Werner von Fritsch... Il sera désavoué pour une prétendue cause d'homosexualité !
L'affaire avait fait grand bruit alors qu'HITLER régnait déjà en maître sur une Allemagne encore sous le choc qui avait fini par se soumettre au diktat nazi. Et des diktats il y en avait déjà eu quelques-uns !
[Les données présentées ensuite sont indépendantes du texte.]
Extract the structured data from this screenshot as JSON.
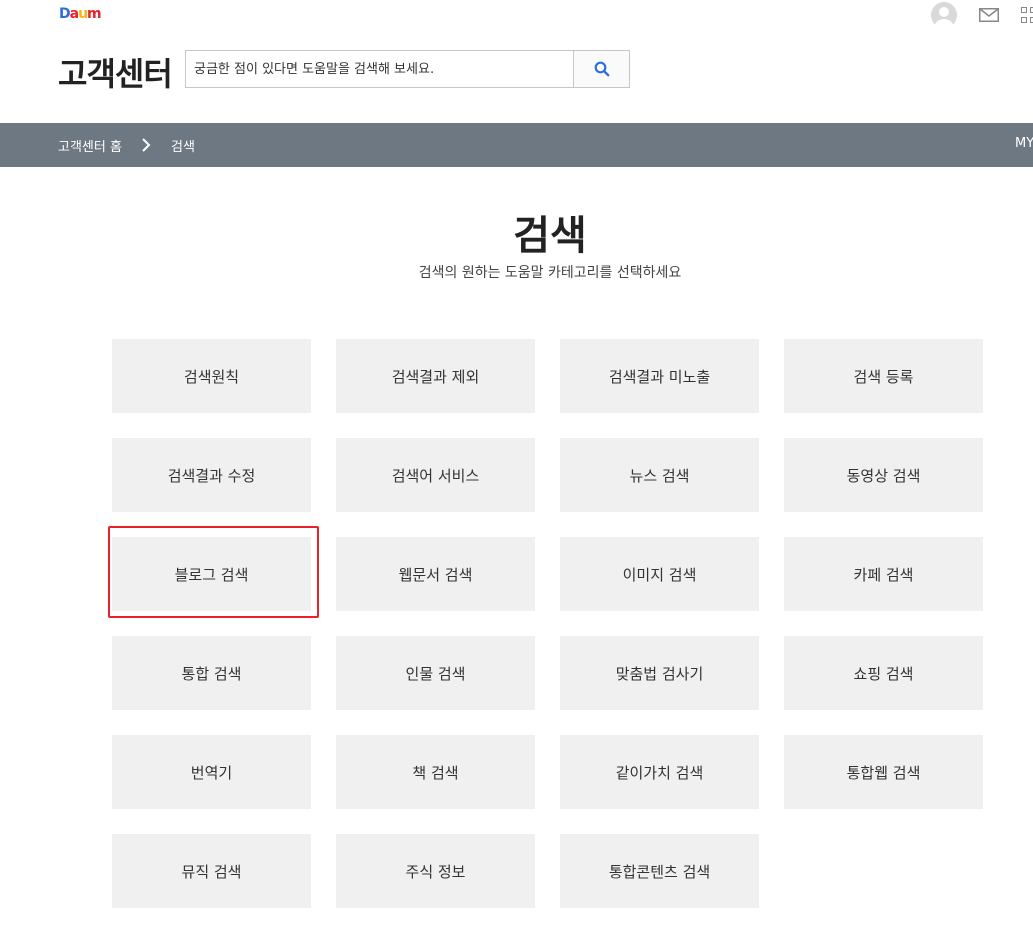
{
  "header": {
    "logo_letters": [
      {
        "char": "D",
        "color": "#2b6fde"
      },
      {
        "char": "a",
        "color": "#e8212b"
      },
      {
        "char": "u",
        "color": "#f6b60d"
      },
      {
        "char": "m",
        "color": "#e8212b"
      }
    ],
    "brand_title": "고객센터",
    "search_placeholder": "궁금한 점이 있다면 도움말을 검색해 보세요.",
    "icons": [
      "avatar-icon",
      "mail-icon",
      "apps-grid-icon"
    ]
  },
  "breadcrumb": {
    "home": "고객센터 홈",
    "current": "검색",
    "right_link": "MY"
  },
  "main": {
    "title": "검색",
    "subtitle": "검색의 원하는 도움말 카테고리를 선택하세요",
    "categories": [
      "검색원칙",
      "검색결과 제외",
      "검색결과 미노출",
      "검색 등록",
      "검색결과 수정",
      "검색어 서비스",
      "뉴스 검색",
      "동영상 검색",
      "블로그 검색",
      "웹문서 검색",
      "이미지 검색",
      "카페 검색",
      "통합 검색",
      "인물 검색",
      "맞춤법 검사기",
      "쇼핑 검색",
      "번역기",
      "책 검색",
      "같이가치 검색",
      "통합웹 검색",
      "뮤직 검색",
      "주식 정보",
      "통합콘텐츠 검색"
    ],
    "highlighted": "블로그 검색"
  },
  "colors": {
    "navbar": "#6e7883",
    "tile": "#f0f0f0",
    "highlight": "#e8212b",
    "search_icon": "#2b6fde"
  }
}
Commandant en chef de l'armée de terre au début du Troisième Reich et cela depuis 1934, c'est un complot ourdi par le morphinomane Hermann GOERING et Heinrich HIMMLER qui aura raison du baron Werner von FRITSCH et qui amènera le Führer d'une Allemagne en plein redressement à révoquer ce général en février 1938. Le 3 février 1938, le général baron Werner von FRITSCH remettra donc sa démission de chef d'état-major à son Führer. Il avait été précédé par le maréchal Werner von BLOMBERG, ministre des Armées. Sans doute s'était-il montré trop critique lorsqu'il avait appris que l'Allemagne avait pour projet d'entrer rapidement en guerre contre les Polonais alors que, d'après lui, il ne l'estimait pas prête à le faire. Il était également hostile à la montée en puissance des SS et au refroidissement des relations avec l'URSS et c'est sans doute cette divergence avec le fidèle Heinrich qui aura raison de lui. Avec les hautes autorités militaires ils avaient été convoqués à la chancellerie et HITLER leur avait exposé ses projets concernant la Tchécoslovaquie. Des soupçons d'homosexualité totalement fausses serviront ceux qui comme HIMMLER voulaient le faire partir et le général von FRITSCH sera même dégradé au rang de colonel. Un vieux document avait été exhumé des fichiers de renseignement, une sombre affaire mêlant un jeune prostitué Otto SCHMIDT qui avait tenté de le faire chanter. Bien que von FRITSCH ait contesté l'accusation et qu'il ait été innocenté par une cour martiale, il sera déclaré persona non grata au sein du gouvernement nazi.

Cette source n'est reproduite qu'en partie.